Thin section photo micrograph showed that quartz grains are poorly sorted with varying grain sizes from very fine to fine, angular in shape and mostly elongated. The abundance of clayey matrix is remarkable, with clay in filling the shell fragment. The most remarkable feature in fabric around fossil fragments is the linear and elliptical imbrications of quartz grains immediately beneath the fragment (Fig. 5). The section shows cross cut (from top to bottom), with small rounded fragment (top right), possibly a cross section of foraminifera.
Comparison of photomicrograph of scanning electron microscopy at low magnification showed that differences between the two samples mostly lie in grain size. The first sample has a size ranging from 150-500 μm, with a dominant grain size of 300 μm which is a medium sandstone. The other sample showed grain size ranging from 100-250 μm, with a dominant grain size of 200 μm which is a fine sandstone. This data agree with data obtained from microscopy. The grain size reflects moderate sorting. The grain shape in both samples show low sphericity with angular to sub angular grains. Grain shape, angular to sub angular margins and rough surfaces reflect moderate energy and less reworking of sandstones. Packing of grains is close and is almost octahedral where sand grain deposited in troughs and contact of pre-deposited grains; which gives the shape of linear porosity.
Plotting of TC (Fig. 6) for samples without, with very minor and with intense fossil content showed that both samples with no and minor fossil content have relatively lower TC values and narrower range; with the lower range almost the same in all cases.
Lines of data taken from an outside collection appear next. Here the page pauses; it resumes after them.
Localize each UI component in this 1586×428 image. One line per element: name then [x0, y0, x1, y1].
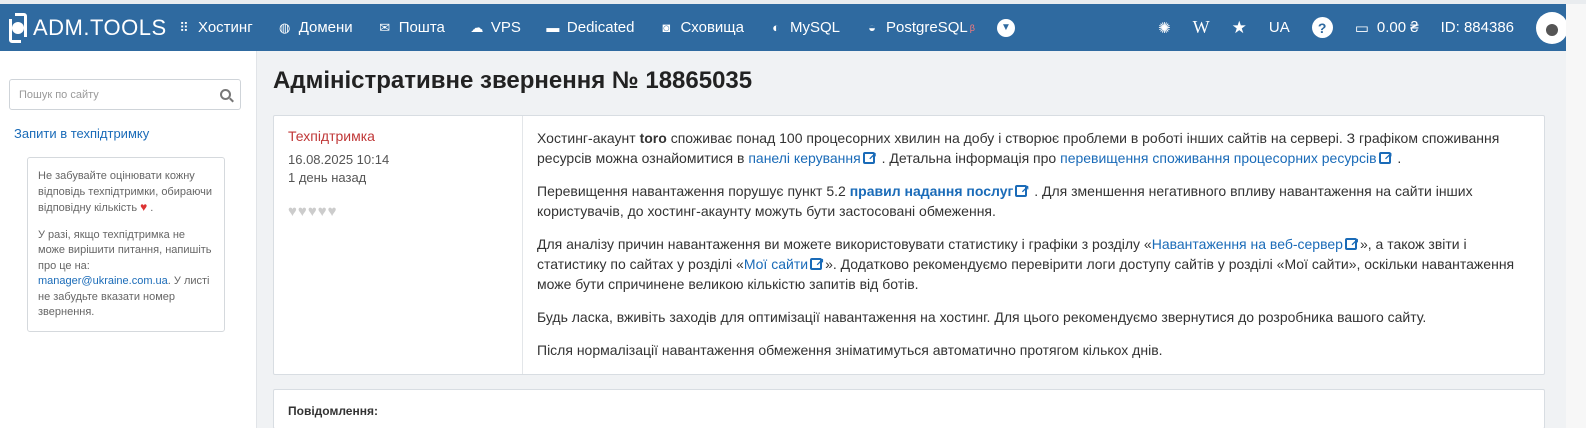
top-navbar: ADM.TOOLS ⠿ Хостинг ◍ Домени ✉ Пошта ☁ VPS ▬… — [0, 4, 1586, 51]
sitemap-icon: ⠿ — [179, 19, 189, 35]
wikipedia-icon[interactable]: W — [1193, 17, 1210, 38]
envelope-icon: ✉ — [379, 19, 391, 35]
external-link-icon — [1015, 180, 1030, 200]
page-layout: Пошук по сайту Запити в техпідтримку Не … — [0, 51, 1586, 428]
external-link-icon — [1378, 147, 1393, 167]
support-requests-link[interactable]: Запити в техпідтримку — [14, 126, 240, 141]
brand-logo[interactable]: ADM.TOOLS — [9, 12, 166, 43]
paragraph-4: Будь ласка, вживіть заходів для оптиміза… — [537, 309, 1427, 325]
manager-email-link[interactable]: manager@ukraine.com.ua — [38, 275, 168, 287]
message-meta: Техпідтримка 16.08.2025 10:14 1 день наз… — [274, 116, 523, 374]
nav-postgresql[interactable]: ◒ PostgreSQL β — [864, 19, 975, 36]
paragraph-1: Хостинг-акаунт toro споживає понад 100 п… — [537, 128, 1530, 168]
balance[interactable]: ▭ 0.00 ₴ — [1355, 19, 1419, 37]
account-id[interactable]: ID: 884386 — [1441, 19, 1514, 36]
nav-mysql[interactable]: ◐ MySQL — [768, 19, 840, 36]
beta-badge: β — [969, 22, 975, 33]
paragraph-3: Для аналізу причин навантаження ви может… — [537, 233, 1530, 294]
globe-icon: ◍ — [279, 19, 291, 35]
nav-dedicated[interactable]: ▬ Dedicated — [545, 19, 634, 36]
cloud-icon: ☁ — [470, 19, 484, 35]
logo-icon — [9, 12, 27, 43]
nav-domains[interactable]: ◍ Домени — [277, 19, 353, 36]
language-switcher[interactable]: UA — [1269, 19, 1290, 36]
sidebar: Пошук по сайту Запити в техпідтримку Не … — [0, 51, 257, 428]
webserver-load-link[interactable]: Навантаження на веб-сервер — [1152, 233, 1360, 253]
terms-link[interactable]: правил надання послуг — [850, 180, 1031, 200]
lightbulb-icon[interactable]: ✺ — [1158, 19, 1171, 37]
elephant-icon: ◒ — [868, 20, 876, 35]
search-icon[interactable] — [220, 89, 231, 100]
brand-name: ADM.TOOLS — [33, 14, 167, 40]
nav-mail[interactable]: ✉ Пошта — [377, 19, 445, 36]
dolphin-icon: ◐ — [772, 20, 780, 35]
nav-vps[interactable]: ☁ VPS — [469, 19, 521, 36]
scrollbar[interactable] — [1566, 4, 1586, 428]
external-link-icon — [862, 147, 877, 167]
page-title: Адміністративне звернення № 18865035 — [273, 67, 753, 94]
cpu-overuse-link[interactable]: перевищення споживання процесорних ресур… — [1060, 147, 1393, 167]
heart-icon: ♥ — [140, 200, 148, 214]
message-body: Хостинг-акаунт toro споживає понад 100 п… — [523, 116, 1544, 374]
nav-hosting[interactable]: ⠿ Хостинг — [176, 19, 252, 36]
external-link-icon — [810, 253, 824, 273]
main-content: Адміністративне звернення № 18865035 Тех… — [257, 51, 1586, 428]
server-icon: ▬ — [546, 20, 560, 35]
control-panel-link[interactable]: панелі керування — [748, 147, 877, 167]
main-nav: ⠿ Хостинг ◍ Домени ✉ Пошта ☁ VPS ▬ Dedicated … — [176, 18, 1015, 37]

| Fig. 1: | Zone with high faunal content in the sedimentary section in well 1 |
| Fig. 2(a-c): | (a-b) Shell fragments showing different degrees of dissolution and (c) Cast (white arrow) and mold (yellow
arrow) as bio-erosive structures |
| Fig. 3: | Mapping of CT against hand specimen for interpretation of tomographs |
| Fig. 4(a-d): | CT scan tomography of sample C2B244, each graph at the right side is a slice view or cross section taken
from a horizontal planes from top to bottom. Background grey color is the lithic part, (a, c) Lighter color is
the calcareous fauna and (b, d) Darkest color is the air pebbles |
| Fig. 5: | Thin section photomicrographs, Grain imbrication linear (L) and elliptical (E) imbrication of quartz grains
immediately beneath the fragment |
| Fig. 6: | Trends and values of TC in different samples from the same facies: 1Facies barren of fossil, 2 and 3 very minor fossil content and 4 facies with intense fossil content |
The higher range in sample with high fossil content is justified due to the higher TC value of calcareous material. Low thermal conductivity values could interpreted as a result of impact of zones with air pebbles as seen from CT scan.
CONCLUSION
The well showed a facies of litho-biogenic origin composed of calcareous fauna (bivalves and foraminifera). Presence of calcareous fauna is supported by thin sections and binocular microscopy. The rock fabric is modified from the original one due the occurrence of fossil fragments, microfossil and biogenic erosive structures observed; moreover, remarkable imbrications of quartz grains around shell fragments are observed. Thermal conductivity trends and values for zones of low or no fossil content showed similar trend in that a narrower range of TC was observed; whereas, for zones with high fossil content, a much wider range of TC was reported.
ACKNOWLEDGMENTS
This study is partially financed by the Ministry of Higher Education of Malaysia (MOHE) through a research grant offered to E. Padmanabhan. Prof. Dr. A.P. Major is gratefully acknowledged for his critical comments.